Dear Diary – Page 65a (1960’s)

Living in Peterborough, and with my parents living near the coast in Essex, going to visit them involved a 100 mile ride.

Due to the cross-country nature of my route, it would generally take about three hours. This particular route had been established a number of years earlier by my Dad as he came home from Clacton at weekends on his Lambretta scooter.

One of the significant factors on this route was a stretch of road which included four very sharp turns (each one was in excess of 90 degrees). My habit was to count them down as I proceeded “One down … three to go” “Two down… two to go” etc. This was rather important on a motorbike when out in the country and no speed limit on the road!

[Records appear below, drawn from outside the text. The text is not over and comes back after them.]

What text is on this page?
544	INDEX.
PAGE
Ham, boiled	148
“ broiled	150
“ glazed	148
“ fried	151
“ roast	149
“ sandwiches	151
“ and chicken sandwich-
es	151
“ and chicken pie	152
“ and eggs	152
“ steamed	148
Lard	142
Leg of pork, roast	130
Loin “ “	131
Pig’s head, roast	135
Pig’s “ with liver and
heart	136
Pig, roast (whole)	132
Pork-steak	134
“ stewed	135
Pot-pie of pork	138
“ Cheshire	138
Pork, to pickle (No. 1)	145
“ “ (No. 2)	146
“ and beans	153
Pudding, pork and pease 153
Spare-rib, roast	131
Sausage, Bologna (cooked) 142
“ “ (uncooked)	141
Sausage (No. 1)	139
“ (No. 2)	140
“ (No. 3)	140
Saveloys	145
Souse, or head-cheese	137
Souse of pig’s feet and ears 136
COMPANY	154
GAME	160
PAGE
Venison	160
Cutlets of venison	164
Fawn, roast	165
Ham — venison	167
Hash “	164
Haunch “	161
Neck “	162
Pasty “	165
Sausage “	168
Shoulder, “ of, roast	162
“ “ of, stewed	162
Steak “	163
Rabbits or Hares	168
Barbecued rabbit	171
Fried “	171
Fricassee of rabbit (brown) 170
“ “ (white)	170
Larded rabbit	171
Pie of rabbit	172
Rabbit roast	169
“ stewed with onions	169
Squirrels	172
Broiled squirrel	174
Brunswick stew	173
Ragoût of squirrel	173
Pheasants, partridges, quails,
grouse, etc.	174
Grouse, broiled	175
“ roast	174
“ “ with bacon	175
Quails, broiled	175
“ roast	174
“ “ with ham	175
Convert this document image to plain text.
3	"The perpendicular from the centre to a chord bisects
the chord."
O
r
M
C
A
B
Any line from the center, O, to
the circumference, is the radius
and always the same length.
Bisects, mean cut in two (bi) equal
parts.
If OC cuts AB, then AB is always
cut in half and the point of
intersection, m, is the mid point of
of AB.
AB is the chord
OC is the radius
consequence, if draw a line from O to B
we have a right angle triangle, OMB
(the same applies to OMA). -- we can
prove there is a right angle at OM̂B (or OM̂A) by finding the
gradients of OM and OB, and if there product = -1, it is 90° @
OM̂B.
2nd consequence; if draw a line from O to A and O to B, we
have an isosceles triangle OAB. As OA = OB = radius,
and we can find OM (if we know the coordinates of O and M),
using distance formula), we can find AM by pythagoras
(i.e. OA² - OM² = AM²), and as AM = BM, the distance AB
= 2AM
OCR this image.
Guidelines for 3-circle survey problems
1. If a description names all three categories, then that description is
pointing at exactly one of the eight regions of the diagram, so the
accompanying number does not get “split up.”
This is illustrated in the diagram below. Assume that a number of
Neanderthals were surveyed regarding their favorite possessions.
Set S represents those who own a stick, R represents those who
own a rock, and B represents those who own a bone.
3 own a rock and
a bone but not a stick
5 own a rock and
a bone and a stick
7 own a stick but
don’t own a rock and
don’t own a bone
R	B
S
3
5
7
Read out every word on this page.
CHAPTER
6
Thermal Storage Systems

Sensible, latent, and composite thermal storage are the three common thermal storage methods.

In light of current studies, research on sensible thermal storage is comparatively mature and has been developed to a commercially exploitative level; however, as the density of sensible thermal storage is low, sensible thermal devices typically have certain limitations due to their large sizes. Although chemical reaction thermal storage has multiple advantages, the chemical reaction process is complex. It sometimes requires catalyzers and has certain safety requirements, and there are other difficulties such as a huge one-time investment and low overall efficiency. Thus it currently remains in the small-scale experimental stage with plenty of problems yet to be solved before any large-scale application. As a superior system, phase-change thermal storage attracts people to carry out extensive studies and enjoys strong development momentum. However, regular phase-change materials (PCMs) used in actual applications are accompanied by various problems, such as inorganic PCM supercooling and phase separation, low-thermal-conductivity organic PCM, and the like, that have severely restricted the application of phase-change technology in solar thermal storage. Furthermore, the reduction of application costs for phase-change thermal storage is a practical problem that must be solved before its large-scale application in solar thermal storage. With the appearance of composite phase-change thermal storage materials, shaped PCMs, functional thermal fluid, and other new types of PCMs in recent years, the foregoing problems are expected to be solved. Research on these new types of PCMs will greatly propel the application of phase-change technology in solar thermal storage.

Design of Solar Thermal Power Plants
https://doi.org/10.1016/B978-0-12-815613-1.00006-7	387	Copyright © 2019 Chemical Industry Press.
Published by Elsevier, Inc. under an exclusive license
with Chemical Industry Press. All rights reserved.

I believe the road was built centuries earlier when the land owners had to agree to a road being built through their lands and, in this particular part of the country, the landowners clearly declined the idea. Most of the major roads in England were oriented N- S, with a number in industrialized areas running E-W. This particular route was oriented NW – SE and so had to zig-zag across the country as it followed the boundary lines of various country estates!

On one particular ride on my Norton motorbike to visit them, I knew that I was approaching the first hairpin bend and slowed down to probably around 25mph to get around it (One down… three to go). I then accelerated and, a short time later, then slowed down again for the next one (Two down… two to go). This was repeated until I had rounded the last hairpin, after which I “opened her up” and was probably at around 60mph when I was suddenly on top of another hairpin!

To this day, I am not sure how I managed to miss-count, but I certainly did. There were in fact only four hairpin bends so I can only assume that my mind was elsewhere!

Coming up to a hairpin bend (probably 110-120 degrees turn) on a motorcycle at 60mph is a rather disconcerting experience! Fortunately for me, so many things were in my favor. There was no other traffic in either direction, and there was no drainage ditch. There were no trees alongside the road, and no fences.

As soon as I realized the circumstances, I leaned the ‘bike over as far as I could in the hope that I might just be able to stay on the road. I soon realized that staying on the road was fast becoming not an option, so I prepared myself for a ride over a rough grass terrain which formed a hill on the side of the road. Once on the grass, the ‘bike was bouncing so much that I stood up (to get off the seat), and steered it as best I could up part of the hill and slowly directed it back to the road.

Once back on the road, I stopped… put it on its stand…and (being a smoker at the time) had a cigarette!

Thinking back to that ride, and a number of other escapades in my history, I am convinced that the difference between me living to tell the tales and those less fortunate… was simply luck!